Barrick Gold Corp. agreed to pay $300 million (U.S.) to the Tanzanian government to end a long-running dispute that it says destroyed the value of its subsidiary Acacia Mining Plc’s assets.
As part of the deal, which still must be approved by Tanzania’s attorney general, the government will be given a 16 per cent stake in a renamed company known as Twiga Minerals Corp., Barrick said Sunday in a statement. The payments are to settle all outstanding tax and other disputes, the gold miner said.

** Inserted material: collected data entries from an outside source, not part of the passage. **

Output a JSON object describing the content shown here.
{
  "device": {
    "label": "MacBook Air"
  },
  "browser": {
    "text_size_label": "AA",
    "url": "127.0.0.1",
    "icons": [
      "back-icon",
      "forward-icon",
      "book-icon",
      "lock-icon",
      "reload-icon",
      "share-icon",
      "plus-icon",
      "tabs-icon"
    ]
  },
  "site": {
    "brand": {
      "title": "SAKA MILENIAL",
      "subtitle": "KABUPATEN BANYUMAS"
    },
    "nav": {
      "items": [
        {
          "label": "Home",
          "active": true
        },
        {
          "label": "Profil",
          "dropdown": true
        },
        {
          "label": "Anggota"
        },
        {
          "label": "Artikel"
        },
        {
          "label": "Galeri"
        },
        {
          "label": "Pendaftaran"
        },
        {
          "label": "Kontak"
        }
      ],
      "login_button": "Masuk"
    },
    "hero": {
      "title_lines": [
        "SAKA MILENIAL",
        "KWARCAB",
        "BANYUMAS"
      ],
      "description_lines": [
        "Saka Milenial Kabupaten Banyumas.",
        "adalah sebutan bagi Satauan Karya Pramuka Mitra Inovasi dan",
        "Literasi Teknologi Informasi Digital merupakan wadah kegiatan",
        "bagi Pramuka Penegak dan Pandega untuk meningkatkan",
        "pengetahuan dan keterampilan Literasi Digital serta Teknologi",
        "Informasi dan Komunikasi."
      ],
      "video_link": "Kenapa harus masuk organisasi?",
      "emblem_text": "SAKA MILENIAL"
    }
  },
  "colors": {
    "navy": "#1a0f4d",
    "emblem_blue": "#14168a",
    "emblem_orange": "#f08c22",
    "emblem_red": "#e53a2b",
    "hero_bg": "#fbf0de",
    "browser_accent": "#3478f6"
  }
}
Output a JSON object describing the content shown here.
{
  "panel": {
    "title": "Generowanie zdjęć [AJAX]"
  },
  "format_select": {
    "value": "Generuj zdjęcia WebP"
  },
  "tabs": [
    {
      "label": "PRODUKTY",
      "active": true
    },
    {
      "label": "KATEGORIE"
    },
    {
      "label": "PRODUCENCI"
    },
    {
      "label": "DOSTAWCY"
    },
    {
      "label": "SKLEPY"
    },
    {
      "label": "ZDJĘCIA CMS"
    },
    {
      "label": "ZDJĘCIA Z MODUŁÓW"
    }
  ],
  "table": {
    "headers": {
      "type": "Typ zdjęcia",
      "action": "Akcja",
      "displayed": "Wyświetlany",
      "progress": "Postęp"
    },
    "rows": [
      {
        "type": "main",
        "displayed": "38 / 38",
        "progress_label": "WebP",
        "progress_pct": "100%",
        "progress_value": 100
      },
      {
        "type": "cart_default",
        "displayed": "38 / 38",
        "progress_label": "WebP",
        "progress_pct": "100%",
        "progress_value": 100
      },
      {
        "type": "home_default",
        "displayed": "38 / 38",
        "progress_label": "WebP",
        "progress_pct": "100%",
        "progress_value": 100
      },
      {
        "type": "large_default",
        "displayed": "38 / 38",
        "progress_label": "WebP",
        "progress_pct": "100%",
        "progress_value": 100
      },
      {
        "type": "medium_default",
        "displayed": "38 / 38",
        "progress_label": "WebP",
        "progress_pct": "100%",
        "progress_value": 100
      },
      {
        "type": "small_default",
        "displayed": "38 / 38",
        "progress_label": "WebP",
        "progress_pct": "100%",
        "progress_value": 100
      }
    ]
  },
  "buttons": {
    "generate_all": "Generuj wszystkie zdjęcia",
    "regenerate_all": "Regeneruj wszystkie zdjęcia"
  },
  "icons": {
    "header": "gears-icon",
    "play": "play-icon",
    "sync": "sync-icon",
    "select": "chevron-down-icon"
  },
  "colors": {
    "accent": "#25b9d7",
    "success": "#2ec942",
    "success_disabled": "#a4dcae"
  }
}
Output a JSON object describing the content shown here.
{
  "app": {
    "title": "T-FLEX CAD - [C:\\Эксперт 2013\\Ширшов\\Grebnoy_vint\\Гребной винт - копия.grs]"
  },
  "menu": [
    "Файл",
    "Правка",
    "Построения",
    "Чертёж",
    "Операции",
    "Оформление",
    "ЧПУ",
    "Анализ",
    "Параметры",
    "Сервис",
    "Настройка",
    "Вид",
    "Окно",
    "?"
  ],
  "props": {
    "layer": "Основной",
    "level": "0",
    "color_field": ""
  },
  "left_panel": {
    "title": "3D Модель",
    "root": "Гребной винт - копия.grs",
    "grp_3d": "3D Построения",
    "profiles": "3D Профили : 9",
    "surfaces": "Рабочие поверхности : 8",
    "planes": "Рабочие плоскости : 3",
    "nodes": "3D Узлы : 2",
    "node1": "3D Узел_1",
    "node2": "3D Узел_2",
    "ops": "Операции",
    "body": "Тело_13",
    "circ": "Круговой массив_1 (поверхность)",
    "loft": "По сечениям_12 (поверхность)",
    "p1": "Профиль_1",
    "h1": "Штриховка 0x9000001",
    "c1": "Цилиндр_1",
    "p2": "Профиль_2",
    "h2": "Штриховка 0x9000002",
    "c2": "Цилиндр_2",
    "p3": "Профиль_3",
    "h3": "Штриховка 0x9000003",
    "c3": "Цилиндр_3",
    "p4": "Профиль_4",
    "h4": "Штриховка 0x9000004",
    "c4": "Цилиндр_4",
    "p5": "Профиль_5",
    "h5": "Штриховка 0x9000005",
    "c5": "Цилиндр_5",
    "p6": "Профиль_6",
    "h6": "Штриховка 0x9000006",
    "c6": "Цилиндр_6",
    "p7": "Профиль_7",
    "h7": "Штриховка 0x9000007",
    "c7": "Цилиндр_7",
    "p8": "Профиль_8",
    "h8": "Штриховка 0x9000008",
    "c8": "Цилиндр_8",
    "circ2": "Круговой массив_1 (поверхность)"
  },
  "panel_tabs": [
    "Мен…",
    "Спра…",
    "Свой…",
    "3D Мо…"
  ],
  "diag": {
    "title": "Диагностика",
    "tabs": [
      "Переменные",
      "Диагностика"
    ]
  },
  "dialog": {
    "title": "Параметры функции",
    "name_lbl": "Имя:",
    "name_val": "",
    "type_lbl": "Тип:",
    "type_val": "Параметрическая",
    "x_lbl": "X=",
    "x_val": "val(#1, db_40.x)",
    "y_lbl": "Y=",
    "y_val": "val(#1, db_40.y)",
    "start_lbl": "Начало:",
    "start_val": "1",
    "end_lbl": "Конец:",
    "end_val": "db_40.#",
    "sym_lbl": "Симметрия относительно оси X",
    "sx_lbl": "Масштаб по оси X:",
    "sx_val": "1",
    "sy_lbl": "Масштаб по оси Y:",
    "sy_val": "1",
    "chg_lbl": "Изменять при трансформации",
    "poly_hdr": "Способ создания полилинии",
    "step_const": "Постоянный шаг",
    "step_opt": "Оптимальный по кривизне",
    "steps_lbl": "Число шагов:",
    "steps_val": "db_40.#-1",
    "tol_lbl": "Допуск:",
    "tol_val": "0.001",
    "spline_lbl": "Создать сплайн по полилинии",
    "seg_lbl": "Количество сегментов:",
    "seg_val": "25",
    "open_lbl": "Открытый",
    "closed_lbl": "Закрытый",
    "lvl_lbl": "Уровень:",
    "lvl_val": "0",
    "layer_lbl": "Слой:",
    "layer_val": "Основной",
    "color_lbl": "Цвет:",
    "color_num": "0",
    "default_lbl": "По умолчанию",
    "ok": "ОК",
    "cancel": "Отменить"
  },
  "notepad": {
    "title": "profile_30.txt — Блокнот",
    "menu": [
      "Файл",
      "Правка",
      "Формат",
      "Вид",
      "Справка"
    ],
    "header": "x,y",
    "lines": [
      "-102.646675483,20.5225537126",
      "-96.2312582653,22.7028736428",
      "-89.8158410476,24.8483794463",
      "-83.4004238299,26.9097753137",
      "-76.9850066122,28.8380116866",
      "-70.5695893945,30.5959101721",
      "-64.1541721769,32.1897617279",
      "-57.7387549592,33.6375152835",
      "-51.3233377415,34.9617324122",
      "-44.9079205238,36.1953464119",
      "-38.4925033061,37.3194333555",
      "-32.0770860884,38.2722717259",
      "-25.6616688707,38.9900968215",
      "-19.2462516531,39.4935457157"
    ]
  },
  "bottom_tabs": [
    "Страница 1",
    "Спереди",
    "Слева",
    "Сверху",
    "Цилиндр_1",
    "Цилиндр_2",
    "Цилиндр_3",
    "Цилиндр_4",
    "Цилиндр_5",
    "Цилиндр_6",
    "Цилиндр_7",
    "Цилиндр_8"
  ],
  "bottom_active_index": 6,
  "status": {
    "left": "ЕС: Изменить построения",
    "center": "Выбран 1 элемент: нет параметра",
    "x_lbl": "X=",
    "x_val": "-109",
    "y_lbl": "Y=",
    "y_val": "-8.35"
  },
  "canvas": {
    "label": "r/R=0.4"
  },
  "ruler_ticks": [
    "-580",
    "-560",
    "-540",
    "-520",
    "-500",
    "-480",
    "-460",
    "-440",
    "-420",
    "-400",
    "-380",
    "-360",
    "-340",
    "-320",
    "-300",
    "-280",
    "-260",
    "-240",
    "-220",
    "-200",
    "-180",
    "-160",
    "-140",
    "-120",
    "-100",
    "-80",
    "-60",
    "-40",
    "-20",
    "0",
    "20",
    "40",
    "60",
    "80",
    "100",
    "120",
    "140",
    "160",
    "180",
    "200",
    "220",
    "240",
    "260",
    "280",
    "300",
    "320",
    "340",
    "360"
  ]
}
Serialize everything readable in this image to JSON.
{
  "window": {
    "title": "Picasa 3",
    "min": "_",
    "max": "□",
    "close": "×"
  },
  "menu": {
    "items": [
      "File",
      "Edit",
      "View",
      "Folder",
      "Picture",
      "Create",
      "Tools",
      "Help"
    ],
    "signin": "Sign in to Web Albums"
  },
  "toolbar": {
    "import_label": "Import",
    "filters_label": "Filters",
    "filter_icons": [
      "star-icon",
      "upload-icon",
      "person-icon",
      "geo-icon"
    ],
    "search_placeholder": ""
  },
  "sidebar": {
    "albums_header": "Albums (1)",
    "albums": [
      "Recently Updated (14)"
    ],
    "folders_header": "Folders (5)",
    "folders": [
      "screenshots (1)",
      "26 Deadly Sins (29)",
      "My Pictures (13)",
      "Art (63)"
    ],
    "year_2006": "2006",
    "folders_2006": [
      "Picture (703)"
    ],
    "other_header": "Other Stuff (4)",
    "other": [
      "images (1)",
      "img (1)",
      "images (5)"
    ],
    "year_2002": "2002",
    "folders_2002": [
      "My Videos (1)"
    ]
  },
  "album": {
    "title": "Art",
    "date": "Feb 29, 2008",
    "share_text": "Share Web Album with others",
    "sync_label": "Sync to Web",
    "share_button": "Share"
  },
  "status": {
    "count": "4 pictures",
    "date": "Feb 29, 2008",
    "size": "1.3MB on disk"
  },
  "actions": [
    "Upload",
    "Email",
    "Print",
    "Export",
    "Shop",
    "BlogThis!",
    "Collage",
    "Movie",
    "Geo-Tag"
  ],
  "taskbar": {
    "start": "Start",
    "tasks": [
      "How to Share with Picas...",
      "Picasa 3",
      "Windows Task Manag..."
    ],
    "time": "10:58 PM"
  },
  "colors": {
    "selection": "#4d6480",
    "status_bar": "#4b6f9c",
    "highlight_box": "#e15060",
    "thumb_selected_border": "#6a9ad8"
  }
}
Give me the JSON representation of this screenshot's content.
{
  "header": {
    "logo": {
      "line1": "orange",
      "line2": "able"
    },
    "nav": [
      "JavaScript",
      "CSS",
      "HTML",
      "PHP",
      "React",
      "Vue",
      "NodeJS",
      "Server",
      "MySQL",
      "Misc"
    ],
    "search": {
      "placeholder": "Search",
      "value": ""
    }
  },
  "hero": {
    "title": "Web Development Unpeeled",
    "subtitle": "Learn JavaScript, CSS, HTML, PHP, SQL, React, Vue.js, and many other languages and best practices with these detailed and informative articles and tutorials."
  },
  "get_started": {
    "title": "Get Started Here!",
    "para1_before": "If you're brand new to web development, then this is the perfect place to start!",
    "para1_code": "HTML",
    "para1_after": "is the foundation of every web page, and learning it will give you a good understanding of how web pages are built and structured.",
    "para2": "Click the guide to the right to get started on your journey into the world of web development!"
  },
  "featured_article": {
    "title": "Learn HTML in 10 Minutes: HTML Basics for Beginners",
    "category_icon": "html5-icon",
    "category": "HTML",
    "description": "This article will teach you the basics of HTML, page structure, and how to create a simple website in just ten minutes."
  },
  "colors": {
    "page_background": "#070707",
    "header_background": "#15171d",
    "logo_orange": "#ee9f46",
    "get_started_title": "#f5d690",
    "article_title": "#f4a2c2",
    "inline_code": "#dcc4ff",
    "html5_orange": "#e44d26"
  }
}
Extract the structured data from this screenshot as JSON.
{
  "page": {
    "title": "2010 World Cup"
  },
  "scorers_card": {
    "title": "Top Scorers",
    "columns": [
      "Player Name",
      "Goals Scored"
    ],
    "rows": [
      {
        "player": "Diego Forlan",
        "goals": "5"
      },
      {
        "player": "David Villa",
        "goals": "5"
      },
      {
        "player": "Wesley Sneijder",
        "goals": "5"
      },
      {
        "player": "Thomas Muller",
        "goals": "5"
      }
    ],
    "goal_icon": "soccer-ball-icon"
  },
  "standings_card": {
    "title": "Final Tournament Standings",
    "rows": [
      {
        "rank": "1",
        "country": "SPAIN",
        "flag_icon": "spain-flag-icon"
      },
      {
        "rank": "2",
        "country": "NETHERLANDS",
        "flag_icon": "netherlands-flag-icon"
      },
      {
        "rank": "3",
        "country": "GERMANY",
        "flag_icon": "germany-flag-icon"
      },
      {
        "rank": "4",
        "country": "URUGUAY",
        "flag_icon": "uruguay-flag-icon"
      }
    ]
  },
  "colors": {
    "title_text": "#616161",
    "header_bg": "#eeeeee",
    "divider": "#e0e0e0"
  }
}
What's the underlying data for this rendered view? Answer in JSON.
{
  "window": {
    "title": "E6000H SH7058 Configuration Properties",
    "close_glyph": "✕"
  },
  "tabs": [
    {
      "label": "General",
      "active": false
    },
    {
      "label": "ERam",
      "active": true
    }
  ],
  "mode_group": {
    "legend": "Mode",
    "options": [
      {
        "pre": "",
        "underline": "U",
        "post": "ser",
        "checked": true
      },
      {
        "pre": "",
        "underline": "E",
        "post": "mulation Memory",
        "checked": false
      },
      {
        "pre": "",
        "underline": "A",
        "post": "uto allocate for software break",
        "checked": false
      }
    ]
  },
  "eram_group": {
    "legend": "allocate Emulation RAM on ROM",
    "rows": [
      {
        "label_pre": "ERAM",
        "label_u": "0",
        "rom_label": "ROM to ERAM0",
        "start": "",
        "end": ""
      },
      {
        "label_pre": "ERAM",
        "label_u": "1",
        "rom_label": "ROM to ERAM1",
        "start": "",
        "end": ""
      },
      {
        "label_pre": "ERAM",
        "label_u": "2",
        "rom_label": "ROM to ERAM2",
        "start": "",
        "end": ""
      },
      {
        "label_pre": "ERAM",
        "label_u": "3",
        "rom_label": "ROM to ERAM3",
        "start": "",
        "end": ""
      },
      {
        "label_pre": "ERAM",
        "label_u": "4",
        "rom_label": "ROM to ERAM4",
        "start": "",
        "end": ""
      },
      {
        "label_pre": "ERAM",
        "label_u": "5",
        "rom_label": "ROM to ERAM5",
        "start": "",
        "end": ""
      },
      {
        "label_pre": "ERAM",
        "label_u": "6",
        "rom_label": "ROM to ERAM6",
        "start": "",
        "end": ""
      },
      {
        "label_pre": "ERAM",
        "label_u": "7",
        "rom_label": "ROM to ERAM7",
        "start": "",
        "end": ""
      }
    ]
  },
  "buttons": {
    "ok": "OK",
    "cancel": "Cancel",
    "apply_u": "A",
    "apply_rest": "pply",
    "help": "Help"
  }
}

The agreement means a ban on export of concentrates will be lifted, Barrick said.
“Rebuilding these operations after three years of value destruction will require a lot of work, but the progress we’ve already made will be greatly accelerated by this agreement,” Mark Bristow, Barrick’s chief executive officer, said. “Twiga, which will give the government full visibility of and participation in operating decisions made for and by the mines, represents our new partnership not only in spirit but also in practice.”
The breakthrough ends a disagreement between Tanzania and a Barrick subsidiary that started in 2017. Tanzania banned the export of unprocessed metals by miners, subsequently presenting Acacia with a $190 billion tax bill, equivalent to two centuries of revenue.
Acacia, which owned the three mines in Tanzania, was bought by Barrick this year. For almost two years, Barrick has been leading negotiations with Tanzania over terms of the deal, first negotiated by the company’s Executive Chairman John Thornton.
The agreement means that Tanzanians would share fully in their nation’s mineral wealth, Barrick said.